Las cifras oficiales, conocidas durante la rendición de cuentas del sector Defensa y analizadas revelan que los ataques contra la Fuerza Pública aumentaron de 460 a 1.102, mientras que los hostigamientos crecieron de 128 a 516, a pesar de que los combates entre tropas y organizaciones armadas ilegales descendieron de 1.953 a 1.685.
Uno de los cambios más significativos del conflicto fue la incorporación masiva de sistemas aéreos no tripulados (UAS) por parte de los grupos armados ilegales.
Durante el gobierno Petro se registraron 371 ataques con drones, una modalidad que no figuraba en el cuatrienio anterior y que, según fuentes militares, se concentra en corredores estratégicos como Catatumbo, Arauca, norte del Cauca, Bajo Cauca antioqueño, Guaviare, sur de Córdoba y sur de Bolívar, donde el ELN, las disidencias de las Farc y el Clan del Golfo disputan el control de rutas del narcotráfico y otras economías ilegales.

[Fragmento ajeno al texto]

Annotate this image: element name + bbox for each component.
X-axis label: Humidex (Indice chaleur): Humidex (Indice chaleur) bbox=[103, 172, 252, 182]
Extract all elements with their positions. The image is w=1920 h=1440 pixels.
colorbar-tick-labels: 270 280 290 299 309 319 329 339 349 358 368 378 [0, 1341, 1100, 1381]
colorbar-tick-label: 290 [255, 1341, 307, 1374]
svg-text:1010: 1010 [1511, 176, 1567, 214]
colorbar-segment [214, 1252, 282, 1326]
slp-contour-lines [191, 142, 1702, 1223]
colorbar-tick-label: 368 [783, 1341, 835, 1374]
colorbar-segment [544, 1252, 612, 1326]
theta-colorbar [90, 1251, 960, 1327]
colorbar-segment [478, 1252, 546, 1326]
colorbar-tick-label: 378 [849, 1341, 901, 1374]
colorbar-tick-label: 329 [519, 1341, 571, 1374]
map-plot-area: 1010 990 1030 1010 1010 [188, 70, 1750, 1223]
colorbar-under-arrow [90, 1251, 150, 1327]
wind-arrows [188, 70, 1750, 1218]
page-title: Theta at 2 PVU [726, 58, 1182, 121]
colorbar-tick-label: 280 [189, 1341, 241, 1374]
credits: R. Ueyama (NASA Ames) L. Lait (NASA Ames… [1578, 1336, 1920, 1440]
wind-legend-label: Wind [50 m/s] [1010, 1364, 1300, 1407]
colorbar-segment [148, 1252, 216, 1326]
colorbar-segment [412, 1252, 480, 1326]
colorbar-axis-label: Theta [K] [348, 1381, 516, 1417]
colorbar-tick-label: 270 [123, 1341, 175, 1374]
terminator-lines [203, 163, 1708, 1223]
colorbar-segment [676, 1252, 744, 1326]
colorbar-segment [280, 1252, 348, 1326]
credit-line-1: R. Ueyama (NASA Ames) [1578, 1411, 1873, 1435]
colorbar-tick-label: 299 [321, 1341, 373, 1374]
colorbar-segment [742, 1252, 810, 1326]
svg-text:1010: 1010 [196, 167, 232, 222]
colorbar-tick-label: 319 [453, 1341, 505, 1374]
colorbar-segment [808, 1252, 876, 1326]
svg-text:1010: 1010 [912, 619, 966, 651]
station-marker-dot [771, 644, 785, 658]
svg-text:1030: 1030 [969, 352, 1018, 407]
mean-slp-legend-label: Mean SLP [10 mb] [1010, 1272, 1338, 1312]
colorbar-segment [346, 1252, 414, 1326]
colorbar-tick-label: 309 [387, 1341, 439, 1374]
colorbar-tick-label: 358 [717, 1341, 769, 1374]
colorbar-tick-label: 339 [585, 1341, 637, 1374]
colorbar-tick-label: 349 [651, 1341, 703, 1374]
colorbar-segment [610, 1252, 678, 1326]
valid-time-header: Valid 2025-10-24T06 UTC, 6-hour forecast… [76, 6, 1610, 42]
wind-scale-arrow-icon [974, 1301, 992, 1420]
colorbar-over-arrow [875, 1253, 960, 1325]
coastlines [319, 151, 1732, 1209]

El impacto ha sido considerable: 297 militares resultaron heridos por este tipo de ataques y 23 uniformados murieron como consecuencia de estas nuevas tácticas de guerra.
El informe también evidencia una transformación en la lucha antidrogas. Mientras las acciones contra los cultivos ilícitos disminuyeron drásticamente —las matas de coca afectadas pasaron de más de 213 millones a 42,5 millones—, las incautaciones alcanzaron niveles históricos.
Entre los principales resultados figuran:
- 9.261 capturas por narcotráfico, frente a 6.897 del periodo anterior.
- 2,31 millones de kilogramos de cocaína incautados, frente a 1,38 millones en el gobierno Duque.
- Incremento en los decomisos de marihuana, heroína, hoja de coca e insumos químicos.
Estos resultados coinciden con el crecimiento de los cultivos ilícitos. Según el Sistema Integrado de Monitoreo de Cultivos Ilícitos (SIMCI), Colombia cerró 2024 con 261.000 hectáreas sembradas con coca, la cifra más alta registrada desde que existe ese sistema de medición.
El balance oficial muestra avances en la ofensiva contra la minería ilegal, durante el cuatrienio aumentaron las incautaciones de: oro, mercurio, coltán, combustible, dragas y maquinaria pesada. Las autoridades consideran que estas economías ilegales continúan siendo una de las principales fuentes de financiación para las organizaciones criminales.
- Persistente capacidad militar de los grupos ilegales
Las cifras también reflejan la capacidad logística que mantienen las estructuras armadas ilegales. Durante el periodo analizado fueron incautadas más de:
- 10.900 armas cortas.
- 3.400 armas largas.
- Casi dos millones de municiones.
- Más de 50.000 artefactos explosivos.
En cuanto a las bajas de la Fuerza Pública, el consolidado señala que, aunque el número total de uniformados asesinados disminuyó de 289 a 272, las muertes en combate aumentaron de 107 a 129, además de aparecer nuevas modalidades de ataque, como el uso de drones y los llamados dispositivos «pisasuave», que dejaron nueve militares muertos.
El balance oficial refleja que la reducción de los combates no ha significado una disminución de la amenaza armada. Por el contrario, los datos muestran que las organizaciones ilegales han adaptado sus estrategias hacia ataques más tecnológicos y focalizados, mientras fortalecen las economías ilícitas que sostienen su capacidad operativa.
La evolución del conflicto plantea nuevos desafíos para la Fuerza Pública en un escenario donde la guerra ya no se mide únicamente por el número de enfrentamientos, sino por la capacidad de los grupos armados para innovar en sus métodos de ataque y mantener el control sobre territorios estratégicos.